Inhaled epoprostenol (prostacyclin) in ARDS

Prostacyclin (PGI2) is a prostacyclin derivative of arachidonic acid, with several available synthetic analogues. It has two mechanisms of action, one of which involves pulmonary (an systemic) vasodilation. The other effect is the inhibition of platelet activation.

A Cochrane review, in 2010, concluded that the use of inhaled prostacyclin cannot be recommended; however the rigorous process of trial filtration excluded all but one (pediatric) trial, which casts a shadow over the meta-analysis.

That notwithstanding, the literature has been unkind to prostacyclin. A 2013 study comparing it to nitric oxide reports that it is no better (though about 17 times cheaper) than nitric oxide. Given that nitric oxide is next to useless, this dampens the spirit of the prostacyclin enthusiast.

However, smaller trials which unfocus from hard outcomes and fixate on physiological parameters, such as oxygenation- such as this one from Chest, 2013 - applaud the efficacy of prostacyclin nebs in improving oxygenation in ARDS. It seems to increase PaO2 by 10% in ARDS patients within the first 4 hours of treatment.

Chapter 29 of Oh's Manual (by Anthony Bersten) echoes the above sentiments. Neither inhaled NO nor prostacyclin has ever been shown to convincingly improve outcome in ARDS.

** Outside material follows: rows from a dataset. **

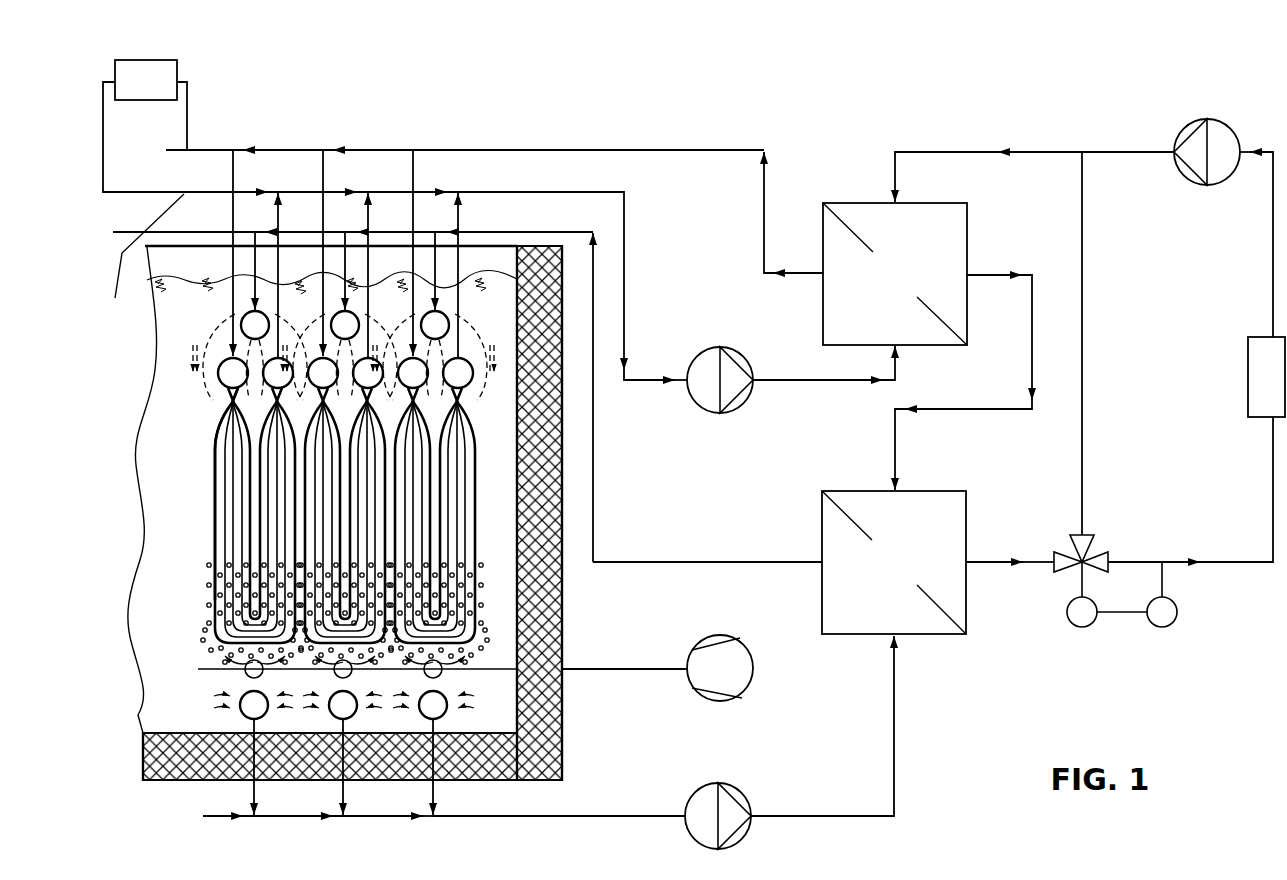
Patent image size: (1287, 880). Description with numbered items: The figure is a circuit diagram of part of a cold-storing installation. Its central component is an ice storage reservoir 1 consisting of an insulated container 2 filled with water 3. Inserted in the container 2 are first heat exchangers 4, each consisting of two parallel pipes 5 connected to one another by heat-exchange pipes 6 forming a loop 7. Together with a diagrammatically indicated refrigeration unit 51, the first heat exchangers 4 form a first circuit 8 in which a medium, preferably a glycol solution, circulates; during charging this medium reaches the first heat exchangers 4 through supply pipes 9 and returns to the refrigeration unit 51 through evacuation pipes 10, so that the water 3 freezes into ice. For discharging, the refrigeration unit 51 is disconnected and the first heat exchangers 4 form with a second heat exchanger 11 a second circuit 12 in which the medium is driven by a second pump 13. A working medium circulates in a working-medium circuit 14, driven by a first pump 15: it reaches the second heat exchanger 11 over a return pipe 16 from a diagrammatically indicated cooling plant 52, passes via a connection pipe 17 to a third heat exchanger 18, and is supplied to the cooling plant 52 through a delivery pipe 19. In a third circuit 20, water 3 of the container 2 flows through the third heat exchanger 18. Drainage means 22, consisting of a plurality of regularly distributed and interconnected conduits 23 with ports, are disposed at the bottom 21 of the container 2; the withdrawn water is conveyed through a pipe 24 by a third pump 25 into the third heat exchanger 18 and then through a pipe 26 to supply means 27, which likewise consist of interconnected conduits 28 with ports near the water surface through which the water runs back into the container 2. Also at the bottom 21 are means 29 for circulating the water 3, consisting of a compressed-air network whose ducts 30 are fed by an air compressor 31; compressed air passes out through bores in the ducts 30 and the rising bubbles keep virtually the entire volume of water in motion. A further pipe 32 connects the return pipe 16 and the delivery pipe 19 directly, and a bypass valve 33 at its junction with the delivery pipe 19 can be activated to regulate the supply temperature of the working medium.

The ice storage reservoir 1 is at (171, 785).
The insulated container 2 is at (465, 760).
The water 3 is at (176, 619).
The first heat exchangers 4 is at (401, 526).
The parallel pipes 5 is at (270, 375).
The heat-exchange pipes 6 is at (227, 515).
The loop 7 is at (211, 527).
The first circuit 8 is at (152, 188).
The supply pipes 9 is at (235, 190).
The evacuation pipes 10 is at (278, 288).
The second heat exchanger 11 is at (857, 213).
The second circuit 12 is at (700, 148).
The second pump 13 is at (710, 358).
The working-medium circuit 14 is at (1151, 147).
The first pump 15 is at (1224, 163).
The return pipe 16 is at (1017, 148).
The connection pipe 17 is at (957, 410).
The third heat exchanger 18 is at (918, 635).
The delivery pipe 19 is at (1183, 562).
The third circuit 20 is at (831, 819).
The bottom 21 is at (497, 712).
The drainage means 22 is at (305, 819).
The conduits 23 is at (255, 700).
The pipe 24 is at (545, 815).
The third pump 25 is at (700, 828).
The pipe 26 is at (722, 556).
The supply means 27 is at (506, 230).
The conduits 28 is at (437, 328).
The circulating means 29 is at (629, 667).
The ducts 30 is at (436, 673).
The air compressor 31 is at (735, 685).
The further pipe 32 is at (1084, 368).
The bypass valve 33 is at (1121, 617).
The refrigeration unit 51 is at (172, 70).
The cooling plant 52 is at (1253, 375).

However, the bottom line is this: prostacyclin does indeed improve oxygenation. Though this might not translate into a very obvious mortality benefit, one cannot sit idly while one's patients turn blue. In such situations, to quote Cherian et al (2018), "clinicians may resort to other measures with less robust evidence".


Chapter 29 of Oh's Manual (by Andrew Bersten) is a thorough treatment of ARSD in general, and devotes a good amount of space to discussion of the inhaled pulmonary vasodilators.